Many other images showed the fascinating and varied terrain of Pluto, and this is where a lot of the we-don’t-knows come in. There are features that look for all the world like drainage canals, but it’s way too cold on Pluto for liquids. Perhaps the features were caused by glaciers, or some material we don’t know about. Other areas show what look like sand dunes with ripples on them, but Pluto’s atmosphere is too thin to blow sand around. Perhaps there was a thicker ancient atmosphere. Each photo revealed amazing detail and features, and many may well remain mysteries until more data can be collected.
“All of these different things are going on on different time scales,” Grundy said. “Sorting out the processes that we’re seeing here is going to be a fun challenge.”
The images are truly remarkable, though Grundy suggested they’re even better in higher resolution than he could display on the lecture-room screen. He suggested delving into the New Horizons image archive for some good viewing.
Pluto may seem insignificant to some, especially in light of its reclassification to dwarf planet, but Grundy said it’s well worth it to explore the “cold fringes of the solar system.”
“These things are really faint, really far away, really hard to get to, not huge,” he said. “Arguably they are the debris that’s left over from the formation of the giant planets, and they preserve a lot of clues about the planet-formation process specific to our solar system and perhaps general solar systems more broadly.”

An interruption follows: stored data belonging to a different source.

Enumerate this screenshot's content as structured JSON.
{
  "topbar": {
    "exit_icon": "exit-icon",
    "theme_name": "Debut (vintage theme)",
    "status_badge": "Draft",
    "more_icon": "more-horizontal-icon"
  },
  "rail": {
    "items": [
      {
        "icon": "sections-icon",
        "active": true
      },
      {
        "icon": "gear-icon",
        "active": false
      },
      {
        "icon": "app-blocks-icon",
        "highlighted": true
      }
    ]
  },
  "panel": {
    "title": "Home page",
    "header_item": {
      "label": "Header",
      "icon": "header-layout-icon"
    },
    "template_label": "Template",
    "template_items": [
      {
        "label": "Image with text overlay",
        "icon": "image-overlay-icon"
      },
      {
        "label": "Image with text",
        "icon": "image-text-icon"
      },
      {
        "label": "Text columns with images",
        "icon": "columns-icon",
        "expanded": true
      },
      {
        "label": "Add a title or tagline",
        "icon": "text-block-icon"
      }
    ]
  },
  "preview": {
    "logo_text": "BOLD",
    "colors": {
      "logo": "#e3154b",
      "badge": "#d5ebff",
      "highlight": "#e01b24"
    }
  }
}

“From my point of view, I’m just interested in exploration, just seeing what the objects out there are like.” Grundy continued. “If you like geology, or real estate, most of the solar system’s solid surface is out there.”

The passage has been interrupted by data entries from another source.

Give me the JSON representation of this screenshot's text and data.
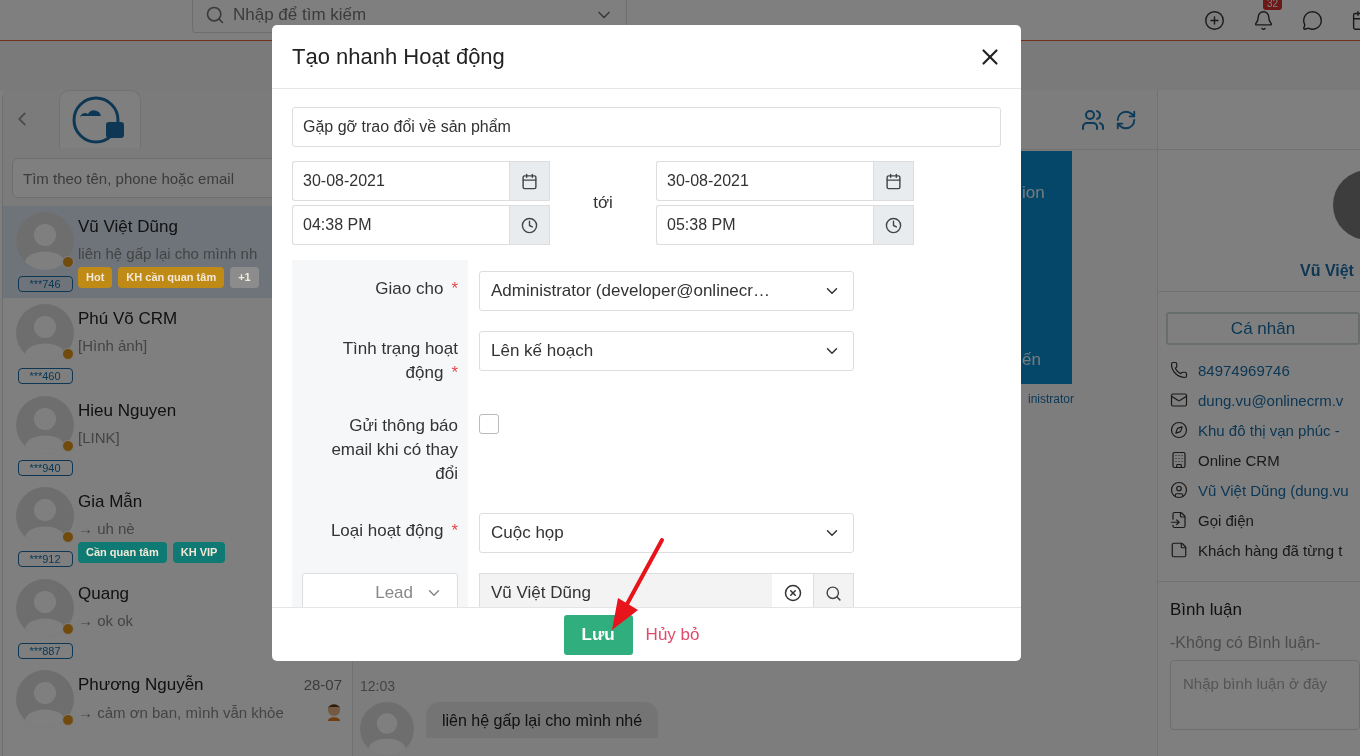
{
  "topbar": {
    "search_placeholder": "Nhập để tìm kiếm",
    "notification_count": "32"
  },
  "contacts": {
    "search_placeholder": "Tìm theo tên, phone hoặc email",
    "items": [
      {
        "name": "Vũ Việt Dũng",
        "preview": "liên hệ gấp lại cho mình nh",
        "code": "***746",
        "selected": true,
        "tags": [
          {
            "label": "Hot",
            "color": "#c08a16"
          },
          {
            "label": "KH cần quan tâm",
            "color": "#c08a16"
          },
          {
            "label": "+1",
            "color": "#8c8c8c"
          }
        ]
      },
      {
        "name": "Phú Võ CRM",
        "preview": "[Hình ảnh]",
        "code": "***460",
        "selected": false
      },
      {
        "name": "Hieu Nguyen",
        "preview": "[LINK]",
        "code": "***940",
        "selected": false
      },
      {
        "name": "Gia Mẫn",
        "preview": "→ uh nè",
        "code": "***912",
        "selected": false,
        "tags": [
          {
            "label": "Cần quan tâm",
            "color": "#0e7a73"
          },
          {
            "label": "KH VIP",
            "color": "#0e7a73"
          }
        ]
      },
      {
        "name": "Quang",
        "preview": "→ ok ok",
        "code": "***887",
        "selected": false
      },
      {
        "name": "Phương Nguyễn",
        "preview": "→ cảm ơn ban, mình vẫn khỏe",
        "time": "28-07",
        "selected": false
      }
    ]
  },
  "chat": {
    "card_texts": [
      "ion",
      "ến"
    ],
    "card_caption": "inistrator",
    "messages": [
      {
        "time": "12:03",
        "text": "liên hệ gấp lại cho mình nhé"
      }
    ]
  },
  "profile": {
    "name": "Vũ Việt",
    "tab": "Cá nhân",
    "details": [
      {
        "kind": "phone",
        "text": "84974969746",
        "link": true
      },
      {
        "kind": "email",
        "text": "dung.vu@onlinecrm.v",
        "link": true
      },
      {
        "kind": "address",
        "text": "Khu đô thị vạn phúc -",
        "link": true
      },
      {
        "kind": "company",
        "text": "Online CRM",
        "link": false
      },
      {
        "kind": "owner",
        "text": "Vũ Việt Dũng (dung.vu",
        "link": true
      },
      {
        "kind": "source",
        "text": "Gọi điện",
        "link": false
      },
      {
        "kind": "note",
        "text": "Khách hàng đã từng t",
        "link": false
      }
    ],
    "comments_title": "Bình luận",
    "comments_empty": "-Không có Bình luận-",
    "comment_placeholder": "Nhập bình luận ở đây"
  },
  "modal": {
    "title": "Tạo nhanh Hoạt động",
    "subject": "Gặp gỡ trao đổi về sản phẩm",
    "start": {
      "date": "30-08-2021",
      "time": "04:38 PM"
    },
    "range_separator": "tới",
    "end": {
      "date": "30-08-2021",
      "time": "05:38 PM"
    },
    "required_mark": "*",
    "fields": [
      {
        "kind": "select",
        "label": "Giao cho",
        "required": true,
        "value": "Administrator (developer@onlinecr…"
      },
      {
        "kind": "select",
        "label": "Tình trạng hoạt động",
        "required": true,
        "value": "Lên kế hoạch"
      },
      {
        "kind": "checkbox",
        "label": "Gửi thông báo email khi có thay đổi",
        "required": false,
        "checked": false
      },
      {
        "kind": "select",
        "label": "Loại hoạt động",
        "required": true,
        "value": "Cuộc họp"
      },
      {
        "kind": "lookup",
        "module": "Lead",
        "value": "Vũ Việt Dũng"
      }
    ],
    "save": "Lưu",
    "cancel": "Hủy bỏ"
  }
}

As New Horizons continues to beam back data it collected during last summer’s fly-by, it also is zipping toward another Kuiper Belt object, 2014 MU69, at which it will arrive on New Year’s Day 2019.
There’s another chance to catch Grundy’s presentation about Pluto coming up this weekend. He is scheduled to give a talk titled “Pluto and Charon Up-close” at 2:15 p.m. Sunday, May 22 at the PACCAR IMAX Theater at the Pacific Science Center. It’s part of the center’s on-going observance of AstronoMay.